How disruptive was it to shift to an online or hybrid environment after COVID hit? In terms of the quality of academic instruction, I don’t think there has been much disruption, but the real struggle has been with staying engaged virtually; Zoom fatigue is real. On the positive side, the virtual setting has made it easier for professors to bring to class discussions more external speakers such as protagonists in case studies. Nevertheless, social and networking events are not what they used to be. Technology has not caught up with that yet. Yes, Zoom happy hours are not fun to me. At Yale School of Management, my plan was to go to Japan for the International Experience, which used to be an integral part of the MBA experience. VR/AR can’t replicate the experience of stepping on Japanese soil and interacting with the country’s people and culture.

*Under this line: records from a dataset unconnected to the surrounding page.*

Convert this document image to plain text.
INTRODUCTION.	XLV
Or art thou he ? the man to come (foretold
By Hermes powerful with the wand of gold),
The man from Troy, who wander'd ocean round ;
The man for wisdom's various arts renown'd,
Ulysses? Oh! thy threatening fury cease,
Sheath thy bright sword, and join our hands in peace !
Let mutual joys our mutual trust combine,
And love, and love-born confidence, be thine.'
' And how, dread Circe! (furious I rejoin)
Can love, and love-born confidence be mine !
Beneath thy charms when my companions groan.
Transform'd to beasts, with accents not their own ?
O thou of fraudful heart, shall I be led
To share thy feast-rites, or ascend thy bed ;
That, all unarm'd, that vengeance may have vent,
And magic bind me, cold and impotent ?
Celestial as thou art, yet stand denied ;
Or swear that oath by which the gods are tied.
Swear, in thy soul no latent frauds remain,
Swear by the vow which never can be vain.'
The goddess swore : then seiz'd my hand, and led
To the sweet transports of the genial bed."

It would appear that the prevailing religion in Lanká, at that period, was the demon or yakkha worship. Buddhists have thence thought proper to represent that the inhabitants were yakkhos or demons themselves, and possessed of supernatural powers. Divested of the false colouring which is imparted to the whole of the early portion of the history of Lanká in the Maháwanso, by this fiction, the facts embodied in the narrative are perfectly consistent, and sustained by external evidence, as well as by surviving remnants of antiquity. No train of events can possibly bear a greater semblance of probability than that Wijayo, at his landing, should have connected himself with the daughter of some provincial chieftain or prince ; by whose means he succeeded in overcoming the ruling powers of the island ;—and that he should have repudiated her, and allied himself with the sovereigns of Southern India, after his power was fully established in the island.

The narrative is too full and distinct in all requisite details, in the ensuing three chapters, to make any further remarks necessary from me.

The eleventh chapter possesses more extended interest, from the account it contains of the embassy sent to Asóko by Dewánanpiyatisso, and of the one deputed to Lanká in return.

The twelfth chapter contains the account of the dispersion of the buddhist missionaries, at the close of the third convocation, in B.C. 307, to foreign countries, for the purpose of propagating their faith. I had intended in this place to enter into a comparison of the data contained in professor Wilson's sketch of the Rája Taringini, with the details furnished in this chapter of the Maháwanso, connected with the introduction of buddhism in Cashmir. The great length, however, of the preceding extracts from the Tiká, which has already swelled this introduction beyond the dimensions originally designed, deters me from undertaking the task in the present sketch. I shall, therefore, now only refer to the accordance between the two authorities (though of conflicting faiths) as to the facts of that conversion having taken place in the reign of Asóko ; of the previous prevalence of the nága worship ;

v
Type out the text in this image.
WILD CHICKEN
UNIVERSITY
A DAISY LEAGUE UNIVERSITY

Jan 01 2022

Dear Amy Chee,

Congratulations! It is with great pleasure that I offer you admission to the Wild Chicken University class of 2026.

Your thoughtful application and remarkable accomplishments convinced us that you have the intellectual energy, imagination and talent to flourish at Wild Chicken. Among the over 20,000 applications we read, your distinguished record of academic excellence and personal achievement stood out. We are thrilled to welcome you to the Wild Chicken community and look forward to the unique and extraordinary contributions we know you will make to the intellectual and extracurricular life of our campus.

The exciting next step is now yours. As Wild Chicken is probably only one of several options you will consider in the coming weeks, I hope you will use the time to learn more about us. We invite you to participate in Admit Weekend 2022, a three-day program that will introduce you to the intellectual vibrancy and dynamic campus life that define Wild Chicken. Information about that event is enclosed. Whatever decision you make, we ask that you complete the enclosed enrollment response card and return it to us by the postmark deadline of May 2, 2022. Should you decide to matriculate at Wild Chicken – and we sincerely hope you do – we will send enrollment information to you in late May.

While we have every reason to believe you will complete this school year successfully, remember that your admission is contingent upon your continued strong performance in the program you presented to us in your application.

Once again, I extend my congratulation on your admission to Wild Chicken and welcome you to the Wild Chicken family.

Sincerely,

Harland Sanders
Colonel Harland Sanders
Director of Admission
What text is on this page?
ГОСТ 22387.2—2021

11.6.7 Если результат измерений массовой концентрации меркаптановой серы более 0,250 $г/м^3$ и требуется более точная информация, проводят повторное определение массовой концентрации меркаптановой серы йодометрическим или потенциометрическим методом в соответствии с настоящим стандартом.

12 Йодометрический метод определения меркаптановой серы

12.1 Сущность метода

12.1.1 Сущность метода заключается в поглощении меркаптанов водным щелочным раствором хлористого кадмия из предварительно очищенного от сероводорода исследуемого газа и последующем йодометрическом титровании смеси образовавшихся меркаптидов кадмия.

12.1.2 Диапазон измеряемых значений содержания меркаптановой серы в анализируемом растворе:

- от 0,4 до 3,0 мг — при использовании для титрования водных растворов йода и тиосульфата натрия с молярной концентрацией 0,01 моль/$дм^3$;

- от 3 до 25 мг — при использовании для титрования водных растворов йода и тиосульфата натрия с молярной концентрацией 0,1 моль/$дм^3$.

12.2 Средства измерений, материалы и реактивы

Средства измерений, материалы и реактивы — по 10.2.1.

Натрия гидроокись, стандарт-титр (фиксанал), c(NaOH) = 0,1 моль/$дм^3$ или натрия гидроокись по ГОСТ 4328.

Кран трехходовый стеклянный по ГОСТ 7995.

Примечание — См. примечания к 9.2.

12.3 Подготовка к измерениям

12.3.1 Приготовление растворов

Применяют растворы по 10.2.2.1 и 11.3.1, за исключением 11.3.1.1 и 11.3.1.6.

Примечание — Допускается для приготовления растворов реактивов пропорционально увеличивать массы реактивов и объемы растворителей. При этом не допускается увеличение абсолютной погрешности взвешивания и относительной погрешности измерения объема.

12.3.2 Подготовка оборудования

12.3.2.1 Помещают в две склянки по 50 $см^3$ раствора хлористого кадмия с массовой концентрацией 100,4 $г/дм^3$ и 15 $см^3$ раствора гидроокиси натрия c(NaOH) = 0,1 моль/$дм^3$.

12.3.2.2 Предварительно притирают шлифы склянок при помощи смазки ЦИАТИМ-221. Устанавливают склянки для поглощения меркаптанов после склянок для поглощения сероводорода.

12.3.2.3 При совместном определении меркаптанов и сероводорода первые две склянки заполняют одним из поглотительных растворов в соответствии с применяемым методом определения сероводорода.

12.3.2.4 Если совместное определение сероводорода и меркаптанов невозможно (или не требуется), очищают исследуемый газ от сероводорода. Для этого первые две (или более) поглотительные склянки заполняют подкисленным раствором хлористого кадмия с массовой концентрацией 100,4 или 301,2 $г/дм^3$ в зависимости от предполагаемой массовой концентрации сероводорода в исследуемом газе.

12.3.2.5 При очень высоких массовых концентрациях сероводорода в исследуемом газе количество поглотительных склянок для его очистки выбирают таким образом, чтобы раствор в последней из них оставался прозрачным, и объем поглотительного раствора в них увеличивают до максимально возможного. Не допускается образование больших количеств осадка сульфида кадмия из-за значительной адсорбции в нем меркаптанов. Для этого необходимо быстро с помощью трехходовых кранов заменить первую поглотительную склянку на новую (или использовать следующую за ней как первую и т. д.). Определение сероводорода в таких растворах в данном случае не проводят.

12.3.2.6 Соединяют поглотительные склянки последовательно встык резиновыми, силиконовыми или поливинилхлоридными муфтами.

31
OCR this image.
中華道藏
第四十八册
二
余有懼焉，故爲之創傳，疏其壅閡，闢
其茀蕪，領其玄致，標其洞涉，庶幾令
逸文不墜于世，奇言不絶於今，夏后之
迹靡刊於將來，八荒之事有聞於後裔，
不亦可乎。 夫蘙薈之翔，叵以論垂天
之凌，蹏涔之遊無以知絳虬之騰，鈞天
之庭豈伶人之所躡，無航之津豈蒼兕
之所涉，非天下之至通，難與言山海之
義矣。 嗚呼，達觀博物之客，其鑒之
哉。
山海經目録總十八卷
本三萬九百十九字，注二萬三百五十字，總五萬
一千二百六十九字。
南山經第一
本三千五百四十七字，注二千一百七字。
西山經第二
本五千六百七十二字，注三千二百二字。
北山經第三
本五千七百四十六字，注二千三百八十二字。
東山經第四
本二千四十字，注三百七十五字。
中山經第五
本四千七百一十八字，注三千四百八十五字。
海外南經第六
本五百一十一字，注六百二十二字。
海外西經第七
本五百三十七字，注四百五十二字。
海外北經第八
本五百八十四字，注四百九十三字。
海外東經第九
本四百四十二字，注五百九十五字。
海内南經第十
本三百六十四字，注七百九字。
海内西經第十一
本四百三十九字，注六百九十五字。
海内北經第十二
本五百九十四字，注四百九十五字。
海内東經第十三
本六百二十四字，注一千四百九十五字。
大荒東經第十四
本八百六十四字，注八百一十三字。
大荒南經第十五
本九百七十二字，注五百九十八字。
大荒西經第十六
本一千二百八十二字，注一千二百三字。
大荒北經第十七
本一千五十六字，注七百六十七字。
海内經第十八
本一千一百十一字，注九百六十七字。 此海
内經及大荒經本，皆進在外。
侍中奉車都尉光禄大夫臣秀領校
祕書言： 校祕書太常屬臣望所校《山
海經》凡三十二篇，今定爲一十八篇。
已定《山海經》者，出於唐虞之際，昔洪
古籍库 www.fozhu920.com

Who most influenced your decision to pursue business in college? The person who influenced my decision to go to business school was Philip Obi, my mentor and friend. We met at a Toastmasters meeting eight years ago, where he was one of the speakers. At that time, he had obtained an MBA from a top institution, and I was fascinated by his quality of thoughts, speech and poise. I asked him to mentor me. He graciously agreed. He has since been a profound source of career advice for me. He inspired me to go to business school and supported me in the application process.

What are the top two items on your professional bucket list?

  1. As an energy-focused investment banker, I want to work on renewable energy deals up to the cumulative amount of $5Bn in 5 years
  2. I want to lead an investment of at least 5GW capacity solar power in Nigeria, my home country, in the next 10 years

What made Manny such an invaluable addition to the Class of 2021?

Manny Fadahunsi chose Yale SOM to pursue a professional business path to energy, but it’s his energy that has left a lasting impression on his classmates. Whether engaging with students through his role as a Career Advisor, Admissions Ambassador. or Club Lead, Manny’s maturity and passion for helping his classmates stands out among his peers.

During the pandemic, Manny and his co-leaders of SOM United, Yale SOM’s Soccer Club, arranged their yearly Cohort Cup, an athletic competition among student cohorts. Seeing an opportunity to bring students together in a socially safe way, the committee moved forward with the tradition, but added socially distant games and activities for students to participate in rather than a traditional soccer match. The daylong event provided an environment for students from all classes to interact, rally as a community, and show their resilience in a year where business student networking is more difficult than ever.

What I’ve personally been most impressed by with Manny has been his own resilience throughout his recruiting process. With each twist and turn he’s faced, Manny has reflected, pivoted, and found success—leading to a summer role with Amazon and a full-time role with CohnReznick Capital Markets Securities in their energy sector. His maturity and calm demeanor allowed him to gain supporters throughout.

Manny is a talented student with a big smile and an even bigger heart. Whether advising current students on their own recruiting process or answering questions from prospective students, Manny holds a strong hand in both the current and future community here at Yale SOM.”